SINGAPORE: Top oil exporter Saudi Arabia is expected to cut October prices for all grades sold to Asia, reflecting weak demand and a stronger Oman price marker, trade sources said on Monday.
Flagship Arab Light may also see the biggest cut in its official selling price (OSP) since February, a Reuters survey of four refiners showed.
Three of four respondents expect Arab Light's October OSP to be reduced by at least $1 a barrel, the biggest since a $1.30 cut in February.
Intermonth Dubai prices have flipped into contango until March 2015, reflecting weak prompt demand. In a contango structure, prompt prices are lower than those in future months.
The spread between the first and third month flipped to a 50-cent contango in August versus a backwardation of 71 cents in July, a trader said.
The OSP cuts will also be amplified by a stronger Oman price marker against Dubai in the past month, a second trader said.
In the past month, Middle East crude for October loading mostly traded at discounts to their OSPs or to Dubai as Asian refiners cut output on weak margins and opted for cheaper supply from Russia, West Africa and Latin America.
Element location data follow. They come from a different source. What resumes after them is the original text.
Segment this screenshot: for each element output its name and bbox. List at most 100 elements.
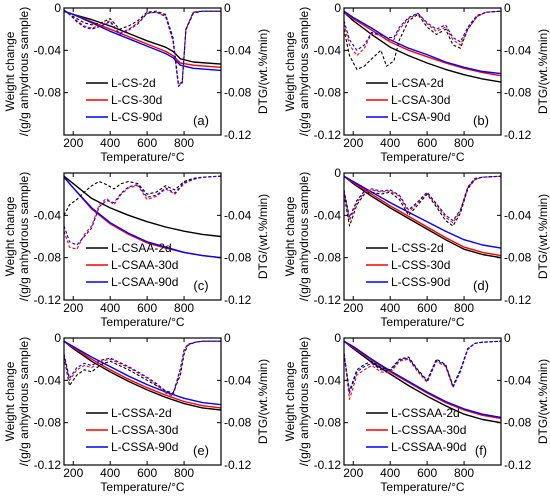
y-right-tick-label: -0.12 bbox=[504, 293, 532, 307]
y-right-tick-label: -0.04 bbox=[504, 43, 532, 57]
y-right-tick-label: -0.04 bbox=[224, 43, 252, 57]
y-right-tick-label: -0.12 bbox=[224, 128, 252, 142]
y-left-tick-label: -0.04 bbox=[34, 373, 62, 387]
x-tick-label: 400 bbox=[100, 136, 120, 150]
legend-label: L-CSSAA-2d bbox=[391, 406, 460, 420]
series-l-cssaa-2d-dtg bbox=[343, 340, 502, 392]
x-tick-label: 200 bbox=[343, 136, 363, 150]
y-left-tick-label: 0 bbox=[334, 166, 341, 180]
y-left-axis-label: Weight change bbox=[283, 31, 297, 111]
series-l-csaa-2d-tg bbox=[63, 175, 222, 238]
series-l-csa-90d-tg bbox=[343, 10, 502, 75]
series-l-cssa-90d-tg bbox=[63, 340, 222, 406]
y-left-tick-label: 0 bbox=[334, 331, 341, 345]
legend-label: L-CS-30d bbox=[111, 93, 162, 107]
series-l-css-2d-dtg bbox=[343, 175, 502, 227]
y-right-tick-label: -0.08 bbox=[224, 251, 252, 265]
legend-label: L-CS-2d bbox=[111, 76, 156, 90]
series-l-cssaa-90d-tg bbox=[343, 340, 502, 419]
x-tick-label: 400 bbox=[100, 466, 120, 480]
series-l-css-90d-dtg bbox=[343, 175, 502, 222]
series-l-css-90d-tg bbox=[343, 175, 502, 249]
panel-d: 200 400 600 800 0 -0.04 -0.08 -0.12 -0.04 -0.08 -0… bbox=[283, 166, 550, 329]
y-right-tick-label: 0 bbox=[224, 1, 231, 15]
y-right-tick-label: -0.12 bbox=[224, 458, 252, 472]
y-left-tick-label: -0.08 bbox=[34, 86, 62, 100]
y-right-tick-label: -0.08 bbox=[224, 416, 252, 430]
series-l-csaa-30d-dtg bbox=[63, 175, 222, 250]
legend-label: L-CSAA-90d bbox=[111, 275, 178, 289]
x-tick-label: 400 bbox=[100, 301, 120, 315]
y-left-tick-label: -0.12 bbox=[314, 293, 342, 307]
legend-label: L-CSSAA-30d bbox=[391, 423, 466, 437]
y-left-axis-label: /(g/g anhydrous sample) bbox=[297, 337, 311, 466]
panel-tag: (e) bbox=[193, 443, 209, 458]
y-left-tick-label: 0 bbox=[334, 1, 341, 15]
y-right-axis-label: DTG/(wt.%/min) bbox=[536, 29, 550, 114]
y-left-axis-label: /(g/g anhydrous sample) bbox=[297, 172, 311, 301]
y-left-tick-label: -0.04 bbox=[34, 208, 62, 222]
panel-tag: (a) bbox=[193, 113, 209, 128]
panel-tag: (c) bbox=[193, 278, 208, 293]
legend-label: L-CSS-90d bbox=[391, 275, 450, 289]
y-left-axis-label: Weight change bbox=[3, 196, 17, 276]
series-l-cs-30d-dtg bbox=[63, 9, 221, 87]
x-tick-label: 600 bbox=[417, 466, 437, 480]
x-tick-label: 800 bbox=[174, 136, 194, 150]
x-tick-label: 200 bbox=[63, 136, 83, 150]
plot-frame bbox=[63, 7, 222, 136]
x-axis-label: Temperature/°C bbox=[100, 315, 184, 329]
series-l-cssa-90d-dtg bbox=[63, 340, 221, 395]
x-tick-label: 600 bbox=[137, 136, 157, 150]
y-right-tick-label: -0.08 bbox=[504, 251, 532, 265]
y-right-tick-label: -0.04 bbox=[224, 373, 252, 387]
x-tick-label: 800 bbox=[454, 301, 474, 315]
panel-e: 200 400 600 800 0 -0.04 -0.08 -0.12 0 -0.04 -0.08 -… bbox=[3, 331, 270, 494]
legend-label: L-CSAA-30d bbox=[111, 258, 178, 272]
y-right-axis-label: DTG/(wt.%/min) bbox=[256, 29, 270, 114]
y-right-tick-label: 0 bbox=[504, 1, 511, 15]
y-left-tick-label: -0.04 bbox=[34, 43, 62, 57]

"Demand is weak and it needs time to recover," a second trader said.
While margins for oil products in Asia have improved recently, refiners would need to assess their profits over a longer period in order to be confident enough to increase output, he said.
Saudi crude OSPs are usually released around the fifth of each month, and set the trend for Iranian, Kuwaiti and Iraqi prices.
State oil giant Saudi Aramco sets its crude prices based on recommendations from customers and after calculating the change in the value of its oil over the past month, based on yields and product prices.